I’m often asked about what’s the best strategy for efficiently building cross-platform apps, so I thought it might be interesting to look at the pros and cons of each approach to clarify my thoughts a bit.
TL,DR; It’s complicated, and depends on your business needs.
I don’t think it’s too controversial to state that apps written using native SDKs generally offer better user experiences than those written using cross-platform technologies.
Any solution that reuses the same code on both platforms by definition can only use common elements, and therefore can’t fully utilise all native elements on an individual platform.
In particular, any solutions use a browser control and use web technologies just don’t feel as slick as one using native SDK elements.
For most businesses, when they want a mobile app they want both an iOS and Android app.
It goes without saying they want to reduce the cost of doing this, but the UI quality they are happy with is a key factor in deciding what is the appropriate solution.
I inherited a project using Ionic, a Javascipt/Cordova/Angular framework that - as their website states:
… emulates native app UI guidelines and uses native SDKs, bringing the UI standards and device features of native apps together with the full power and flexibility of the open web
Once I’d got back into slight craziness of Angular, it was quite a nice way to develop. In particular the app worked pretty much identically on both iOS and Android without any extra effort.
The app is a pretty simple database-driven solution that presents information and checklists for workers when they are on a remote site. In this case functionality is much more important than a superslick UI.
Usuability was definitely more “functional” than “crafted” (although well designed), but TBH despite a lot of effort spent polishing the code, you can tell it’s a web app underneath.
Animations and transitions don’t feel native, and other UI elements aren’t quite right too - not surprising as they’re being emulated in a browser control.
For this particular app, using Cordova and Ionic was actually a decent solution. Development costs were definitely reduced compared to building two native apps, and the trade off with reduced UI quality was probably the correct one.
Despite having many years experience using C#/.Net I’d never considered using Xamarin before, mainly because it was quite expensive at first before Microsoft bought it a few years ago.
I inherited an app using Xamarin that needed completing, and I was pleasantly surprised how productive it was.
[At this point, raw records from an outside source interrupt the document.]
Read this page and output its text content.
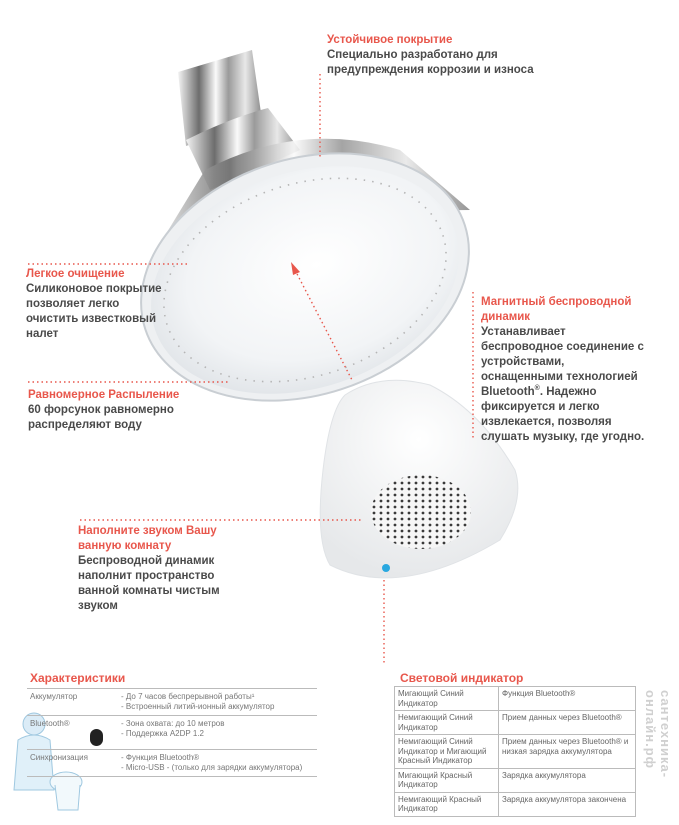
Устойчивое покрытие
Специально разработано для предупреждения коррозии и износа
Легкое очищение
Силиконовое покрытие позволяет легко очистить известковый налет
Равномерное Распыление
60 форсунок равномерно распределяют воду
Магнитный беспроводной динамик
Устанавливает беспроводное соединение с устройствами, оснащенными технологией Bluetooth®. Надежно фиксируется и легко извлекается, позволяя слушать музыку, где угодно.
Наполните звуком Вашу ванную комнату
Беспроводной динамик наполнит пространство ванной комнаты чистым звуком
Характеристики
Аккумулятор	- До 7 часов беспрерывной работы¹
- Встроенный литий-ионный аккумулятор

Bluetooth®	- Зона охвата: до 10 метров
- Поддержка A2DP 1.2

Синхронизация	- Функция Bluetooth®
- Micro-USB - (только для зарядки аккумулятора)
Световой индикатор
Мигающий Синий Индикатор	Функция Bluetooth®
Немигающий Синий Индикатор	Прием данных через Bluetooth®
Немигающий Синий Индикатор и Мигающий Красный Индикатор	Прием данных через Bluetooth® и низкая зарядка аккумулятора
Мигающий Красный Индикатор	Зарядка аккумулятора
Немигающий Красный Индикатор	Зарядка аккумулятора закончена
сантехника-онлайн.рф
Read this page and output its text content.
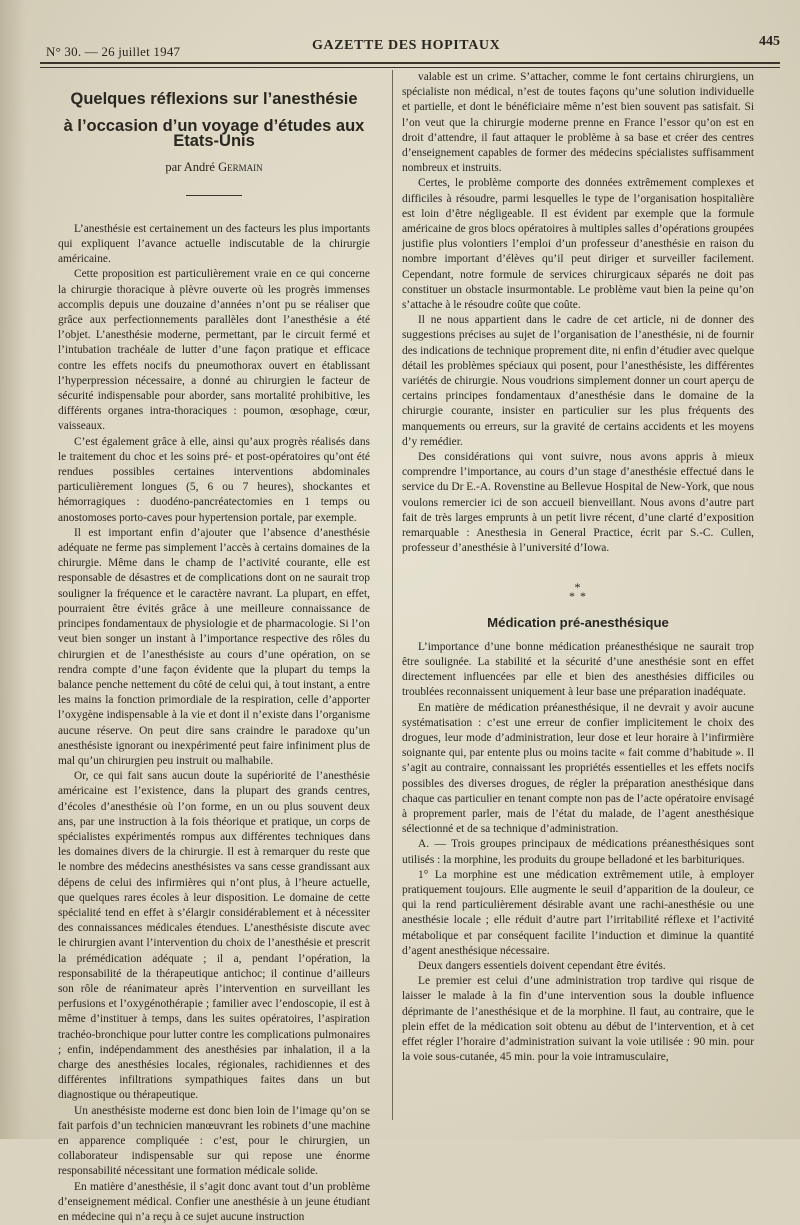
N° 30. — 26 juillet 1947	GAZETTE DES HOPITAUX	445
Quelques réflexions sur l’anesthésie
à l’occasion d’un voyage d’études aux Etats-Unis
par André Germain

L’anesthésie est certainement un des facteurs les plus importants qui expliquent l’avance actuelle indiscutable de la chirurgie américaine.

Cette proposition est particulièrement vraie en ce qui concerne la chirurgie thoracique à plèvre ouverte où les progrès immenses accomplis depuis une douzaine d’années n’ont pu se réaliser que grâce aux perfectionnements parallèles dont l’anesthésie a été l’objet. L’anesthésie moderne, permettant, par le circuit fermé et l’intubation trachéale de lutter d’une façon pratique et efficace contre les effets nocifs du pneumothorax ouvert en établissant l’hyperpression nécessaire, a donné au chirurgien le facteur de sécurité indispensable pour aborder, sans mortalité prohibitive, les différents organes intra-thoraciques : poumon, œsophage, cœur, vaisseaux.

C’est également grâce à elle, ainsi qu’aux progrès réalisés dans le traitement du choc et les soins pré- et post-opératoires qu’ont été rendues possibles certaines interventions abdominales particulièrement longues (5, 6 ou 7 heures), shockantes et hémorragiques : duodéno-pancréatectomies en 1 temps ou anostomoses porto-caves pour hypertension portale, par exemple.

Il est important enfin d’ajouter que l’absence d’anesthésie adéquate ne ferme pas simplement l’accès à certains domaines de la chirurgie. Même dans le champ de l’activité courante, elle est responsable de désastres et de complications dont on ne saurait trop souligner la fréquence et le caractère navrant. La plupart, en effet, pourraient être évités grâce à une meilleure connaissance de principes fondamentaux de physiologie et de pharmacologie. Si l’on veut bien songer un instant à l’importance respective des rôles du chirurgien et de l’anesthésiste au cours d’une opération, on se rendra compte d’une façon évidente que la plupart du temps la balance penche nettement du côté de celui qui, à tout instant, a entre les mains la fonction primordiale de la respiration, celle d’apporter l’oxygène indispensable à la vie et dont il n’existe dans l’organisme aucune réserve. On peut dire sans craindre le paradoxe qu’un anesthésiste ignorant ou inexpérimenté peut faire infiniment plus de mal qu’un chirurgien peu instruit ou malhabile.

Or, ce qui fait sans aucun doute la supériorité de l’anesthésie américaine est l’existence, dans la plupart des grands centres, d’écoles d’anesthésie où l’on forme, en un ou plus souvent deux ans, par une instruction à la fois théorique et pratique, un corps de spécialistes expérimentés rompus aux différentes techniques dans les domaines divers de la chirurgie. Il est à remarquer du reste que le nombre des médecins anesthésistes va sans cesse grandissant aux dépens de celui des infirmières qui n’ont plus, à l’heure actuelle, que quelques rares écoles à leur disposition. Le domaine de cette spécialité tend en effet à s’élargir considérablement et à nécessiter des connaissances médicales étendues. L’anesthésiste discute avec le chirurgien avant l’intervention du choix de l’anesthésie et prescrit la prémédication adéquate ; il a, pendant l’opération, la responsabilité de la thérapeutique antichoc; il continue d’ailleurs son rôle de réanimateur après l’intervention en surveillant les perfusions et l’oxygénothérapie ; familier avec l’endoscopie, il est à même d’instituer à temps, dans les suites opératoires, l’aspiration trachéo-bronchique pour lutter contre les complications pulmonaires ; enfin, indépendamment des anesthésies par inhalation, il a la charge des anesthésies locales, régionales, rachidiennes et des différentes infiltrations sympathiques faites dans un but diagnostique ou thérapeutique.

Un anesthésiste moderne est donc bien loin de l’image qu’on se fait parfois d’un technicien manœuvrant les robinets d’une machine en apparence compliquée : c’est, pour le chirurgien, un collaborateur indispensable sur qui repose une énorme responsabilité nécessitant une formation médicale solide.

En matière d’anesthésie, il s’agit donc avant tout d’un problème d’enseignement médical. Confier une anesthésie à un jeune étudiant en médecine qui n’a reçu à ce sujet aucune instruction

valable est un crime. S’attacher, comme le font certains chirurgiens, un spécialiste non médical, n’est de toutes façons qu’une solution individuelle et partielle, et dont le bénéficiaire même n’est bien souvent pas satisfait. Si l’on veut que la chirurgie moderne prenne en France l’essor qu’on est en droit d’attendre, il faut attaquer le problème à sa base et créer des centres d’enseignement capables de former des médecins spécialistes suffisamment nombreux et instruits.

Certes, le problème comporte des données extrêmement complexes et difficiles à résoudre, parmi lesquelles le type de l’organisation hospitalière est loin d’être négligeable. Il est évident par exemple que la formule américaine de gros blocs opératoires à multiples salles d’opérations groupées justifie plus volontiers l’emploi d’un professeur d’anesthésie en raison du nombre important d’élèves qu’il peut diriger et surveiller facilement. Cependant, notre formule de services chirurgicaux séparés ne doit pas constituer un obstacle insurmontable. Le problème vaut bien la peine qu’on s’attache à le résoudre coûte que coûte.

Il ne nous appartient dans le cadre de cet article, ni de donner des suggestions précises au sujet de l’organisation de l’anesthésie, ni de fournir des indications de technique proprement dite, ni enfin d’étudier avec quelque détail les problèmes spéciaux qui posent, pour l’anesthésiste, les différentes variétés de chirurgie. Nous voudrions simplement donner un court aperçu de certains principes fondamentaux d’anesthésie dans le domaine de la chirurgie courante, insister en particulier sur les plus fréquents des manquements ou erreurs, sur la gravité de certains accidents et les moyens d’y remédier.

Des considérations qui vont suivre, nous avons appris à mieux comprendre l’importance, au cours d’un stage d’anesthésie effectué dans le service du Dr E.-A. Rovenstine au Bellevue Hospital de New-York, que nous voulons remercier ici de son accueil bienveillant. Nous avons d’autre part fait de très larges emprunts à un petit livre récent, d’une clarté d’exposition remarquable : Anesthesia in General Practice, écrit par S.-C. Cullen, professeur d’anesthésie à l’université d’Iowa.

*
* *
Médication pré-anesthésique

L’importance d’une bonne médication préanesthésique ne saurait trop être soulignée. La stabilité et la sécurité d’une anesthésie sont en effet directement influencées par elle et bien des anesthésies difficiles ou troublées reconnaissent uniquement à leur base une préparation inadéquate.

En matière de médication préanesthésique, il ne devrait y avoir aucune systématisation : c’est une erreur de confier implicitement le choix des drogues, leur mode d’administration, leur dose et leur horaire à l’infirmière soignante qui, par entente plus ou moins tacite « fait comme d’habitude ». Il s’agit au contraire, connaissant les propriétés essentielles et les effets nocifs possibles des diverses drogues, de régler la préparation anesthésique dans chaque cas particulier en tenant compte non pas de l’acte opératoire envisagé à proprement parler, mais de l’état du malade, de l’agent anesthésique sélectionné et de sa technique d’administration.

A. — Trois groupes principaux de médications préanesthésiques sont utilisés : la morphine, les produits du groupe belladoné et les barbituriques.

1° La morphine est une médication extrêmement utile, à employer pratiquement toujours. Elle augmente le seuil d’apparition de la douleur, ce qui la rend particulièrement désirable avant une rachi-anesthésie ou une anesthésie locale ; elle réduit d’autre part l’irritabilité réflexe et l’activité métabolique et par conséquent facilite l’induction et diminue la quantité d’agent anesthésique nécessaire.

Deux dangers essentiels doivent cependant être évités.

Le premier est celui d’une administration trop tardive qui risque de laisser le malade à la fin d’une intervention sous la double influence déprimante de l’anesthésique et de la morphine. Il faut, au contraire, que le plein effet de la médication soit obtenu au début de l’intervention, et à cet effet régler l’horaire d’administration suivant la voie utilisée : 90 min. pour la voie sous-cutanée, 45 min. pour la voie intramusculaire,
All of the business and data logic could be shared across platforms, which was great saving of both development and testing time.
The app downloads lots of information from a web-based CMS to display to the user, as well as allowing them to build up a local photo gallery.
The downloaded info is stored in a local Realm database, which has a nice cross-platform Xamarin implementation.
Each platform has its own native UI code (which obviously means it was written twice). However this isn’t quite as inefficient as it sounds as much of the code is simply binding to UI elements to data objects and watching observable events in the shared data library.
The main non-reusable work is designing the native layouts for each platform. This does mean you can design the best UI for each platform, and in consumer-focussed apps this may be an acceptable trade-off.
For apps where the user experience is important, and there is a lot of business/data logic that can be shared, I’d definitely recommend Xamarin as a good solution.
I should also mention there is a “Xamarin Forms” option not used here, a cross platform UI solution that uses native elements - obviously only UI elements common across both platfors. In some cases this may be an even better solution, especially for simple UIs.
Separate native apps
For a few of my clients I’ve built two separate versions of the same app for iOS and Android, using the native SDK for each.
Clearly this means none of the code is reused, but I don’t think it’s necessarily as inefficient as it sounds.
In both cases I built most/all of the iOS app first, which meant the UI/navigation/business logic could be iterated on until everyone was happy with it. Then once all of the problems had been solved, it was “simply” a case of reimplementing on Android - a task that was really easy (if a little boring) as it was very well defined what needed to be done.
As a small team of one, this is actually a pretty efficient way of working, and probably wasn’t much slower than the Xamarin solution given above. This is especially true for apps where most of the work is in crafting nice UIs rather than writing complicated business/data layer code.
Other advantages of building separate fully native apps, including having the quickest way of implementing new technologies, plus the code written in a way that is easier to find developers to maintain and extend.
Clearly there are other cross-platform solutions out there - in particular React Native looks very interesting - but as I haven’t really used them I won’t comment on them here.
As an experienced C# developer, for projects where I get to choose the tech stack I’ll definitely consider using Xamarin again. Having native UIs and reusable business/data code is probably a good compromise in may circumstances. If you have existing .Net development skills, I’d definitely recommend looking into going down this route.
For larger teams, or on consumer-focussed projects where UI quality is important, building native apps per platform can result in the highest quality experience, even if not the cheapest solution. Finding developers with native skills on each platform is probably easier too.
Using Cordova/web-based technologies can be the cheapest way of building cross-platforms mobile apps - especially if you already have those skills in house - but there is definitely a drop off in the UI quality compared to native solutions.